Al girarme, tal como lo supuse, se trataba del padre de Eleanor, quien se veía serio por primera vez, este bajo su mirada y susurró a mi oído.
—No soy nadie para pedirte que disculpes a mi hija, no tengo por qué interferir en sus asuntos, Lena siempre ha sido una niña estúpida, pero quiero que sepas que las puertas siempre estarán abiertas para usted. Doctor.
—Gracias, lo tomaré en cuenta...—respondí sin verlo al rostro.
No sabía lo que realmente me molestaba.

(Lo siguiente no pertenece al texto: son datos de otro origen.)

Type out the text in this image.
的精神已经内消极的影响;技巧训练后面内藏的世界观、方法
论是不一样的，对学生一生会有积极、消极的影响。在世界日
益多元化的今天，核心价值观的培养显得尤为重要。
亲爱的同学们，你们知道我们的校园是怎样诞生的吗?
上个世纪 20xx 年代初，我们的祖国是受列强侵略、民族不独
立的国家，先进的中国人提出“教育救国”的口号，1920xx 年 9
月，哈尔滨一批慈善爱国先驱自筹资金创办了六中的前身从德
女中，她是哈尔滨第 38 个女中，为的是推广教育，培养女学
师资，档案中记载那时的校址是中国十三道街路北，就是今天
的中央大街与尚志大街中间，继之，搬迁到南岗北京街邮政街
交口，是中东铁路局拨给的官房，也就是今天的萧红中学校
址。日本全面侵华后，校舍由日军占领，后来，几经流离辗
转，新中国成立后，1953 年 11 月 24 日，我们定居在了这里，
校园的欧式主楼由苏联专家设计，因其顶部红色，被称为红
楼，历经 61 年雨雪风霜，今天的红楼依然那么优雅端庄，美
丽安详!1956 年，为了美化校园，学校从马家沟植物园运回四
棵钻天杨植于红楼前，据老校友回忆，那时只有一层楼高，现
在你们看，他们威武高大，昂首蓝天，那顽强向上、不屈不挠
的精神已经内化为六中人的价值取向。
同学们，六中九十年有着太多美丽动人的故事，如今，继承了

Había intentado enamorarme de una mujer que para los ojos de muchos era la mujer perfecta, crear una Galatea desde la figura de la hermosa Lena, muchos hombres habrían sentido envidia al verme con ella, habían sido muchas las ocasiones en que no podía conectar con su forma de ser, éramos dos extraños encaprichados el uno con el otro.
Apenas llegué a casa, una sorprendida Marie abrió la puerta parpadeando un par de veces.

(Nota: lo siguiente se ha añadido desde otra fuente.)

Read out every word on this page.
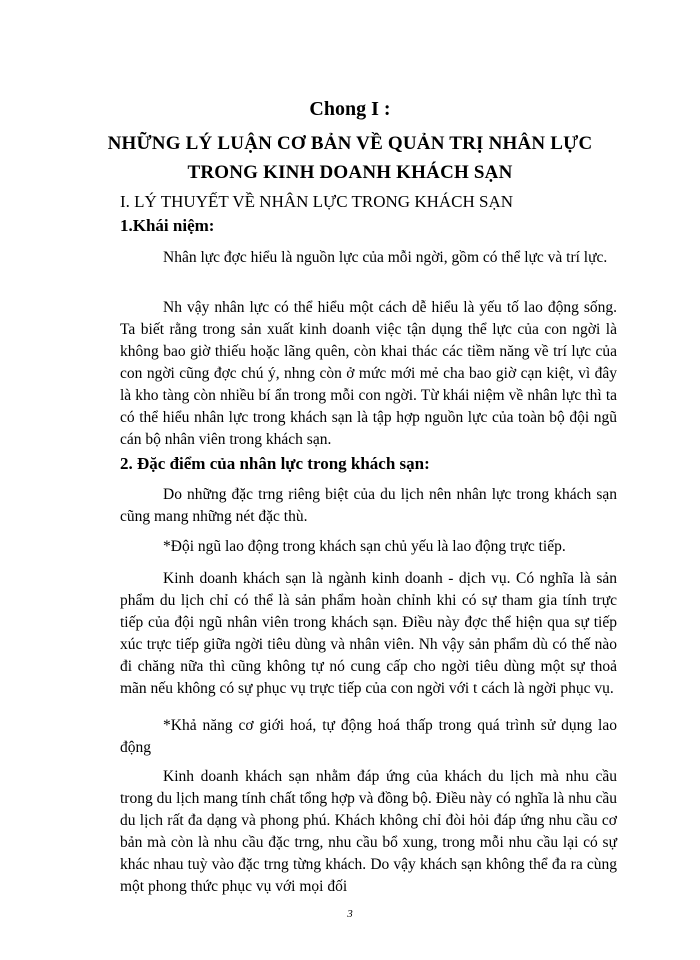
Chong I :
NHỮNG LÝ LUẬN CƠ BẢN VỀ QUẢN TRỊ NHÂN LỰC
TRONG KINH DOANH KHÁCH SẠN
I. LÝ THUYẾT VỀ NHÂN LỰC TRONG KHÁCH SẠN
1.Khái niệm:

Nhân lực đợc hiểu là nguồn lực của mỗi ngời, gồm có thể lực và trí lực.

Nh vậy nhân lực có thể hiểu một cách dễ hiểu là yếu tố lao động sống. Ta biết rằng trong sản xuất kinh doanh việc tận dụng thể lực của con ngời là không bao giờ thiếu hoặc lãng quên, còn khai thác các tiềm năng về trí lực của con ngời cũng đợc chú ý, nhng còn ở mức mới mẻ cha bao giờ cạn kiệt, vì đây là kho tàng còn nhiều bí ẩn trong mỗi con ngời. Từ khái niệm về nhân lực thì ta có thể hiểu nhân lực trong khách sạn là tập hợp nguồn lực của toàn bộ đội ngũ cán bộ nhân viên trong khách sạn.

2. Đặc điểm của nhân lực trong khách sạn:

Do những đặc trng riêng biệt của du lịch nên nhân lực trong khách sạn cũng mang những nét đặc thù.

*Đội ngũ lao động trong khách sạn chủ yếu là lao động trực tiếp.

Kinh doanh khách sạn là ngành kinh doanh - dịch vụ. Có nghĩa là sản phẩm du lịch chỉ có thể là sản phẩm hoàn chỉnh khi có sự tham gia tính trực tiếp của đội ngũ nhân viên trong khách sạn. Điều này đợc thể hiện qua sự tiếp xúc trực tiếp giữa ngời tiêu dùng và nhân viên. Nh vậy sản phẩm dù có thế nào đi chăng nữa thì cũng không tự nó cung cấp cho ngời tiêu dùng một sự thoả mãn nếu không có sự phục vụ trực tiếp của con ngời với t cách là ngời phục vụ.

*Khả năng cơ giới hoá, tự động hoá thấp trong quá trình sử dụng lao động

Kinh doanh khách sạn nhằm đáp ứng của khách du lịch mà nhu cầu trong du lịch mang tính chất tổng hợp và đồng bộ. Điều này có nghĩa là nhu cầu du lịch rất đa dạng và phong phú. Khách không chỉ đòi hỏi đáp ứng nhu cầu cơ bản mà còn là nhu cầu đặc trng, nhu cầu bổ xung, trong mỗi nhu cầu lại có sự khác nhau tuỳ vào đặc trng từng khách. Do vậy khách sạn không thể đa ra cùng một phong thức phục vụ với mọi đối

3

—Hola...—saludé con ironía al ver su incredulidad.
—Bien...venido...—mencionó ésta mientras cruzaba el salón para subir a mi habitación.
Heissman rió.
—A ver que esa Marie... no logro verte en ningún otro lugar alejado de tu circulo o, mejor dicho, triangulo familiar, no concibo entender como lograste resistir tanto tiempo lejos de tu hogar...
—Ni yo mismo se cómo, la curiosidad por los secretos de la casa Van Monderberg eran suficiente para atraer mi atención, y el hospital me quedaba ridículamente cerca.
—Dudo que no hayas extrañado a tus hermanos, a pesar de sus discusiones, se nota que eres un hombre capaz de tolerar a una mujer como Marie.
—Je, quizás es un talento innato... Karen no le ha perdido pisada.
Volvió a reír...seguro estaba de buen humor.
—A ver qué personaje más interesante esa Marie, por desgracia, ha finalizado nuestra sesión...—mencionó presionando su cigarro sobre el cenicero y levantándose de su asiento para despedirse.
—Pero que rápido pasan las horas...—comenté observando mi reloj de bolsillo. —apenas siento que fue hace un segundo que terminé de halagar a tu secretaria.
—Si sigues molestando a Rose me quedaré sin secretaria...
—¿Como quieres que eso no pase? Tienes una despampanante mujer con labios de azúcar en tu recepción. —comenté en voz alta al ver a esta en el vestíbulo del consultorio.—¡Llámame, lindura!.—exclamé mientras Heissman me empujaba fuera, ella solo me miraba con el mismo desprecio de siempre.